Am Sonntag übten wir besonders das Halsen unter Spinnaker, da hier das Segel lose, das bedeutet ohne Baum gefahren wird, konnte man schnell feststellen, wer einen sauberen Vorwindkurs fahren kann und wer nicht. Wurde der Vorwindkurs nicht sauber gesteuert, so fing der nun lose gefahrene Spi an zu "Geigen".

Am Montag, unserem Abreisetag, hatten wir Hochdruckeinfluss, die Sonne war zu sehen. Wir segelten noch bis ca. 12:00 Uhr. Dabei wurden wir etwas übermütig und produzierten beim Setzen des Spinnakers eine "Eieruhr" (Unwicklung des Vorstags mit dem Spinnaker). Beim Bergen fiel uns der Spinnaker dann kurz ins Wasser, er musste im Hafen zum Trocknen aufgezogen werden.





Die Wassersportinfrastruktur am Jjsselmeer ist bestens ausgebaut.

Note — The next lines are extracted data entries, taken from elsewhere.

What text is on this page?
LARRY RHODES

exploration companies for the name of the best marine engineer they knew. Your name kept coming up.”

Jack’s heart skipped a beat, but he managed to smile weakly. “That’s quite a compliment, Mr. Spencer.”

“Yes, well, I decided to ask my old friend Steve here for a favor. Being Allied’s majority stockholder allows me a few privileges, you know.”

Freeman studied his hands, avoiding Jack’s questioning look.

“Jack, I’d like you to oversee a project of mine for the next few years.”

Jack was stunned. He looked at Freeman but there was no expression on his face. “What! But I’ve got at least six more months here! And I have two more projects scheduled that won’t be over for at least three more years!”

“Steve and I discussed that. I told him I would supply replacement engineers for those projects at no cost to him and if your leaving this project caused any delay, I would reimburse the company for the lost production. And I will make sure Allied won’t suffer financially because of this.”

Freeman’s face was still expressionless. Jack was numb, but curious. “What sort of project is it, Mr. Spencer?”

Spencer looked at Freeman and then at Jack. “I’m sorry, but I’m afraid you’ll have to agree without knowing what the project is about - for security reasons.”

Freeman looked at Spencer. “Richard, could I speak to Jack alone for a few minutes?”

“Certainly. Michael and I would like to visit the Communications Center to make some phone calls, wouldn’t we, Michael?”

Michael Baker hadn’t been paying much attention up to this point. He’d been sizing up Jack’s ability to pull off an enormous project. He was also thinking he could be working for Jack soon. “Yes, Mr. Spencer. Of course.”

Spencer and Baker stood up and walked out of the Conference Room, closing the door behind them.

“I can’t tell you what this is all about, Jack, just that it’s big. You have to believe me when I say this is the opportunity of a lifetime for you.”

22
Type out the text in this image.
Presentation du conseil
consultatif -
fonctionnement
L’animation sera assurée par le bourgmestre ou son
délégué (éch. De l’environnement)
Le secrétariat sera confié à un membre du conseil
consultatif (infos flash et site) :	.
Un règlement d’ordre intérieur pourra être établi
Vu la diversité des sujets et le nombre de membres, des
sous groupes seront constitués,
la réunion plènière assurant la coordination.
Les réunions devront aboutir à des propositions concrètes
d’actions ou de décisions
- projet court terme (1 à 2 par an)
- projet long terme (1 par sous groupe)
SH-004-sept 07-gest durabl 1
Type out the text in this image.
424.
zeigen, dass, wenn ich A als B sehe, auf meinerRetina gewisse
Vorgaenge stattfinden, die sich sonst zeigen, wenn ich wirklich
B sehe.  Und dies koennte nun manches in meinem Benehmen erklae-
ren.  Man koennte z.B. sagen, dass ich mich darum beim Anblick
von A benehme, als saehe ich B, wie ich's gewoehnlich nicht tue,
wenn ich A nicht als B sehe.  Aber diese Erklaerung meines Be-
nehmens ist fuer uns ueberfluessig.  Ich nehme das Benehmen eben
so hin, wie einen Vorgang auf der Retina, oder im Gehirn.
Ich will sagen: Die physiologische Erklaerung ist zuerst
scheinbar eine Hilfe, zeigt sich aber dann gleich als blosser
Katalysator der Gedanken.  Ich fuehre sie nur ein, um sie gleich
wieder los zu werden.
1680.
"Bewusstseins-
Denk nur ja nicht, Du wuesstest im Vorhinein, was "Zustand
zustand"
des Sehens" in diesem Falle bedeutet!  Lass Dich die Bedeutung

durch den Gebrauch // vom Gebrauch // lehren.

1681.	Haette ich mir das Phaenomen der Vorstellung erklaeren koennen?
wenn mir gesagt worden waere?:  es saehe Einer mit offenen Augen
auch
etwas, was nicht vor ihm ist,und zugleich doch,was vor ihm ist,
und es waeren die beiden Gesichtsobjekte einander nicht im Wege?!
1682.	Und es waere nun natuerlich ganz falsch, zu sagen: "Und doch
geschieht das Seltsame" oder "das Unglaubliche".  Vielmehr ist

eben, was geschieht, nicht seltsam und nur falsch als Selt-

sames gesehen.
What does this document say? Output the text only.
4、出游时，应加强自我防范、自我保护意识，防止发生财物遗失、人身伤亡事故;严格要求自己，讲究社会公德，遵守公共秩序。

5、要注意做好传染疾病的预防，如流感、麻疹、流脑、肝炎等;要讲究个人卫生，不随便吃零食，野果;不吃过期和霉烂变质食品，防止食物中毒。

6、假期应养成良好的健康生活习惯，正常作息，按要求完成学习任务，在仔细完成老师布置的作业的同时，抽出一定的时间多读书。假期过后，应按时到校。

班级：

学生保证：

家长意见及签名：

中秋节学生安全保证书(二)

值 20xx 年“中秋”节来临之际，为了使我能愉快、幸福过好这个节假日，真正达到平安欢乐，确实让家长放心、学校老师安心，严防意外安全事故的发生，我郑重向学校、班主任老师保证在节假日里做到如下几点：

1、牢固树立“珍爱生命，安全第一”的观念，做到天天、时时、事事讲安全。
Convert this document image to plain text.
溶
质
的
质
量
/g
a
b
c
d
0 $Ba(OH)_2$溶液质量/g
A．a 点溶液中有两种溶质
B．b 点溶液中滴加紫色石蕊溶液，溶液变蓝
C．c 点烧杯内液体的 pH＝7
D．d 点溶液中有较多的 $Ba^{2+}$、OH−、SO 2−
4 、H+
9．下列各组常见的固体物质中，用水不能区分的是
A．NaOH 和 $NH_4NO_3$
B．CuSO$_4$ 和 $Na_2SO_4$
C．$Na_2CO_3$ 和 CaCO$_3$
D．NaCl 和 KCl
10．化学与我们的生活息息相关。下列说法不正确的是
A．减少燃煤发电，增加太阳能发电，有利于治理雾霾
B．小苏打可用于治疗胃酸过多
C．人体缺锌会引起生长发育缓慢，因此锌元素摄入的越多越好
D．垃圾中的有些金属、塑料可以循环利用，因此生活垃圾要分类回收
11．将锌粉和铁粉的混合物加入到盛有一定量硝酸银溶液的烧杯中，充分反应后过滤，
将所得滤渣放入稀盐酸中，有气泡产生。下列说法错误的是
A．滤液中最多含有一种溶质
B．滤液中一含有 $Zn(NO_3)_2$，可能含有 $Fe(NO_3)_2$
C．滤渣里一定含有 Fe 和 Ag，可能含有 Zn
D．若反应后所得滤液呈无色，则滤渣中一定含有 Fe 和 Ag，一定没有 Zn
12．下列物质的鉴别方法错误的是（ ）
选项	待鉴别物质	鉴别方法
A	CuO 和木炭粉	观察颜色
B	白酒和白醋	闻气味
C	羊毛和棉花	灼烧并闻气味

Sehr gewöhnungsbedürfiig ist die geringe Wassertiefe, die selten 4 m überstieg. Sehr schön anzusehen waren die kleine Hafenstädtchen.




Wir haben das Spinnaker-Training über 3 Tage als sehr informativ und praxisnah erlebt und viel gelernt. Das Training hatte eher sportlichen Charakter und der Crew großen Spaß bereitet.




Selbstverständlich machten wir auch Werbung für den BASC.